When finished, reply to this critique with your revisions.
edited at 11:26 AM, Jan 4th 2023
9:20 PM, Wednesday January 4th 2023

Thanks for the feedback! Yeah I did have some struggles with this lesson but your pointers are really useful, I'll get to work on the revisions

2:21 PM, Sunday January 8th 2023

Here's the revision with four new ones. https://imgur.com/a/ceV05vx

3:08 PM, Sunday January 8th 2023

Hello Steenstn, thank you for replying with your revisions.

Wow, these are much better! I can see you've been really fastidious about applying the feedback you received, great work!

You're doing great, and I'll be marking this as complete, but I'll give you a couple of bonus pointers while I'm here.

I wanted to mention that you're off to a great start in the use of additional masses along your leg structures, but I see a bit of a tendency for these forms to focus primarily on masses that actually impact the silhouette of the overall leg, but there's value in exploring the forms that exist "internally" within that silhouette - like the missing puzzle piece that helps to further ground and define the ones that create the bumps along the silhouette's edge. Here is an example of what I mean, from another student's work - as you can see, Uncomfortable has blocked out masses along the leg there, and included the one fitting in between them all, even though it doesn't influence the silhouette. I didn't mention this explicitly in your critique, but if you look at the front leg of this draw over on your elephant one of the purple masses there doesn't break the silhouette, but works as an extra puzzle piece to wedge the other masses around. This way of thinking - about the inside of your structures, and fleshing out information that isn't just noticeable from one angle, but really exploring the construction in its entirety, will help you yet further push the value of these constructional exercises and puzzles.
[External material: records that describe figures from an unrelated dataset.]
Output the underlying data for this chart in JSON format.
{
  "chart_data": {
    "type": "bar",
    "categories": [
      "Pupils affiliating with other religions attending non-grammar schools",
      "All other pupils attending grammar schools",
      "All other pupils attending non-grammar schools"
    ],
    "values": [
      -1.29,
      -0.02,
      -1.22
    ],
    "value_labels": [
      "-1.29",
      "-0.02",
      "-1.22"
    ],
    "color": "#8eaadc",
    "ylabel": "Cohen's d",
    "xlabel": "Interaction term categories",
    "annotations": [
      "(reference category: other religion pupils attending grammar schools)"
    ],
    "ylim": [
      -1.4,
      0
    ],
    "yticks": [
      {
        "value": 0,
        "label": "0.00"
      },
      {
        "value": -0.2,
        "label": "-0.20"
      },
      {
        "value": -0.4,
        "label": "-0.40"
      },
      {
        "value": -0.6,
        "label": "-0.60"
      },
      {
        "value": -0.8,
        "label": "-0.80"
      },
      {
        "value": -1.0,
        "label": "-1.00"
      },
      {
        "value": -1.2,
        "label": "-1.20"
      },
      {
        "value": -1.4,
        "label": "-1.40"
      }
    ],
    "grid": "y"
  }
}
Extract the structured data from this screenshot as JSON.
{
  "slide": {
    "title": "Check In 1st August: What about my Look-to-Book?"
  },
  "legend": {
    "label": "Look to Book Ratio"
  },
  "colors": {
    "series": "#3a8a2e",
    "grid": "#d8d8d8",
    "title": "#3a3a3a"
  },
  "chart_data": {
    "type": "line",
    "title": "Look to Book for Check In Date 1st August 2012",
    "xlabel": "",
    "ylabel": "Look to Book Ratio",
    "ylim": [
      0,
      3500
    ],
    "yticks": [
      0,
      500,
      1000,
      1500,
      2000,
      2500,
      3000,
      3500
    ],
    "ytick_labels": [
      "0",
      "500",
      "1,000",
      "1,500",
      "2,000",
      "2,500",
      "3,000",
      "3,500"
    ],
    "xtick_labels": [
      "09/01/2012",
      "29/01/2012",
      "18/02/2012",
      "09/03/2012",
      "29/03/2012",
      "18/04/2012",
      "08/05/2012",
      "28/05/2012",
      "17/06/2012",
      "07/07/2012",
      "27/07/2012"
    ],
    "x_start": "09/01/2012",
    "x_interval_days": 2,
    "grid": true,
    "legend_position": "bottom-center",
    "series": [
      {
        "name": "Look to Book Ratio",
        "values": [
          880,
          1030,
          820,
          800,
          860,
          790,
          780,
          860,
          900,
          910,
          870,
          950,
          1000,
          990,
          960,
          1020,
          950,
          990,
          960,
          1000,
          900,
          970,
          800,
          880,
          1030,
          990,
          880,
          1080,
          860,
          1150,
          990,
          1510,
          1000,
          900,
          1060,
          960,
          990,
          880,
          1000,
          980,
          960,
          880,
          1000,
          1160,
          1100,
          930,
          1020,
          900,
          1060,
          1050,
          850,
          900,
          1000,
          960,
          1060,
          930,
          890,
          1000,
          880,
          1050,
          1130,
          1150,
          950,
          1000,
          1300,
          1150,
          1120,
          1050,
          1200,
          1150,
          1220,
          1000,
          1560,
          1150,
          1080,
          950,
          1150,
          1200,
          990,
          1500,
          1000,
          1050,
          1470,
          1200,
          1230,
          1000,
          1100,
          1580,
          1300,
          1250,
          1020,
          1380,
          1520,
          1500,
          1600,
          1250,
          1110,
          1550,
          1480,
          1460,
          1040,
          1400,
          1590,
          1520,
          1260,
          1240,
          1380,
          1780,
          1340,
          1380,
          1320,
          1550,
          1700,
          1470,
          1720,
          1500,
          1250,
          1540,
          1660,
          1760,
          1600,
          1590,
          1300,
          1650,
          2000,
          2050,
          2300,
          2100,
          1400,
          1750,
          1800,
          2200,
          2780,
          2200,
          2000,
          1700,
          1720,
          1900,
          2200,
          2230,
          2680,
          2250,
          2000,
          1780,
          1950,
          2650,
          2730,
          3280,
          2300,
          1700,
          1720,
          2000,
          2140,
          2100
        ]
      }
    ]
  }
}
The second point is that while your giraffe head feels pretty solid and 3D, you've kept the eye socket floating separately from the muzzle instead of wedging them together, as shown in the informal head demo and in this draw over I made on one of your horses previously. This way of wedging the pieces together gives a clearer and more specific relationship between the various elements of the head construction. Perhaps this giraffe was a bit tricky due to the convex profile you needed to build. I've found an example of this in this bunny head demo that Uncomfortable made for another student. I hope that helps.

Feel free to move on to the 250 Cylinder Challenge, which is a prerequisite for lesson 6.

Next Steps:

250 Cylinder Challenge

This critique marks this lesson as complete.